HÜKÜM 6

27.9K 1K 43
                                    

Botan'ın söyledikleri ile kan beynime sıçramıştı. Ne diyordu o öyle? Bedeninin bana bıraktığı o küçük yerden kaçmaya çalıştım. Ama maalesef bu kaçma eylemim olumsuz sonuçlanmıştı. Botan daha bir adım atmadan beni yakalayıp kollarımı tutup duvara yasladı. Botan o pis kahkahasını etrafa dağıtırken kollarımı tutan ellerinden kurtulmaya çalışıyordum. Ağlamaya başladım.

"Botan lütfen bırak."

"Ama olmaz güzelim. Daha yeni başlıyoruz. Tadını çıkarmaya bak."

dedi göz kırparak. Yüzüne yayılan ve dağılmayan  korkutucu ifade karşısında yapayalnızdım. Korkum her şeyin önüne geçmişti. Boynuma değen Botan'ın dudakları çığlık atmam için yeterli bir sebepti. Hem hareket edip hem bağırırken Botan boynumda olan dudaklarını çekti. Ve boynumdan uzaklaşmadan duyabileceğim şekilde mırıldandı.
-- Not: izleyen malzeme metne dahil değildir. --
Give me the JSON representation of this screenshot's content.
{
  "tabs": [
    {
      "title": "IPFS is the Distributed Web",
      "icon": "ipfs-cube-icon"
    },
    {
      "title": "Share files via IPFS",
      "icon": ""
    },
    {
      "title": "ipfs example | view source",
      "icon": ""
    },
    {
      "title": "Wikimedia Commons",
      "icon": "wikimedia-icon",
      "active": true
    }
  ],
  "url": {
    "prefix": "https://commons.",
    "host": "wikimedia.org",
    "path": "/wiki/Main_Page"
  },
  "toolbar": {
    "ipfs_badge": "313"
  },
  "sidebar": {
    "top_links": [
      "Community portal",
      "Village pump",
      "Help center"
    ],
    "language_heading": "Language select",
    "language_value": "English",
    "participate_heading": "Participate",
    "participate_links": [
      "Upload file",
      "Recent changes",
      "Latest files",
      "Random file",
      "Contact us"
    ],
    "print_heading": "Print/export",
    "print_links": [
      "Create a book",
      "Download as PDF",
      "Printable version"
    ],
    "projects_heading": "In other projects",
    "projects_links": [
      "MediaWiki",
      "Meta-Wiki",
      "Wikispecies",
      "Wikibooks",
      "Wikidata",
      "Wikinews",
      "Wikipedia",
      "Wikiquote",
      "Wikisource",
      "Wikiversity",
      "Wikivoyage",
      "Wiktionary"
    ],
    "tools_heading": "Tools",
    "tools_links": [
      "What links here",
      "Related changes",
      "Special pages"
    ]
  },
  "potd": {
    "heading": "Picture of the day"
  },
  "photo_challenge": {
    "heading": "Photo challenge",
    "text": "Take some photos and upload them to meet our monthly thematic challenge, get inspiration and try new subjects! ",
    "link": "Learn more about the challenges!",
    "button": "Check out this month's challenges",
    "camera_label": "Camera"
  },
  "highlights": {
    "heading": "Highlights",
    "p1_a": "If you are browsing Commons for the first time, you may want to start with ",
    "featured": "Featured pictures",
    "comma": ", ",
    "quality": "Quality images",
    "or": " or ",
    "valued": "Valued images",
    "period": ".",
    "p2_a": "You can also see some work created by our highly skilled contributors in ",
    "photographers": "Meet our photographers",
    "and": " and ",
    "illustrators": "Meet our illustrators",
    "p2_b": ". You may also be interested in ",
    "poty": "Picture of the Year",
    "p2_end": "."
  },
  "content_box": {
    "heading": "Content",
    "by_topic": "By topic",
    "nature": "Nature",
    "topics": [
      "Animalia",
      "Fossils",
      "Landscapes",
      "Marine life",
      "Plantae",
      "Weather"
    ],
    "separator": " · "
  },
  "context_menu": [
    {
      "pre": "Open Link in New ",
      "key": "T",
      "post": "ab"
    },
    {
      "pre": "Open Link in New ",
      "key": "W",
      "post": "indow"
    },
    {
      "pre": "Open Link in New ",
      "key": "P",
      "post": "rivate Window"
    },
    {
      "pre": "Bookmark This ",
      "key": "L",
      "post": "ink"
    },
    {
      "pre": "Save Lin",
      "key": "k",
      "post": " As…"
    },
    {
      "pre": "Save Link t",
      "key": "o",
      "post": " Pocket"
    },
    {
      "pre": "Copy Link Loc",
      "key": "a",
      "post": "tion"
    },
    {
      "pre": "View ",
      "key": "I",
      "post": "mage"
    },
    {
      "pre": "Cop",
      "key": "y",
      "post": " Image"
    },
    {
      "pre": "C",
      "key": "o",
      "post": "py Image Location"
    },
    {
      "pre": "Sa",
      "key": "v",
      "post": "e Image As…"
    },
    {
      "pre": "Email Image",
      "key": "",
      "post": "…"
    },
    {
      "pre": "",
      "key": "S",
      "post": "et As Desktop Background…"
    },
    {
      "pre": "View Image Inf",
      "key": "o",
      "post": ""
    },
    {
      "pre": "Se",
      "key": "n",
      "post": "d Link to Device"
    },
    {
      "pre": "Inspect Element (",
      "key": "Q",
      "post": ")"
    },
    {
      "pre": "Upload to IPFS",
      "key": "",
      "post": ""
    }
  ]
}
"Sence burada seni kim duyabilir? Kim seni benim elimden alabilir?"

Gözlerim sanki daha da açılabilirmiş gibi  büyürken kanımın çekildiğini hissettim. Botan'ın kesin konuşması korkularımın saklandıkları yerden çıkıp gelmeleri için yeterliydi sanırım. Bir çığlık daha kaçarken boğazımdan Botan'ın kollarımı tutan ellerinden kurtulmaya çalıştım. Botan'ın güçlü bedeni karşısında minik bir bedende bulunan ben ona karşı koyamayacağımı anlayıp onunla konuşmaya çalıştım dudakları boynumdan yukarıya doğru çıkarken.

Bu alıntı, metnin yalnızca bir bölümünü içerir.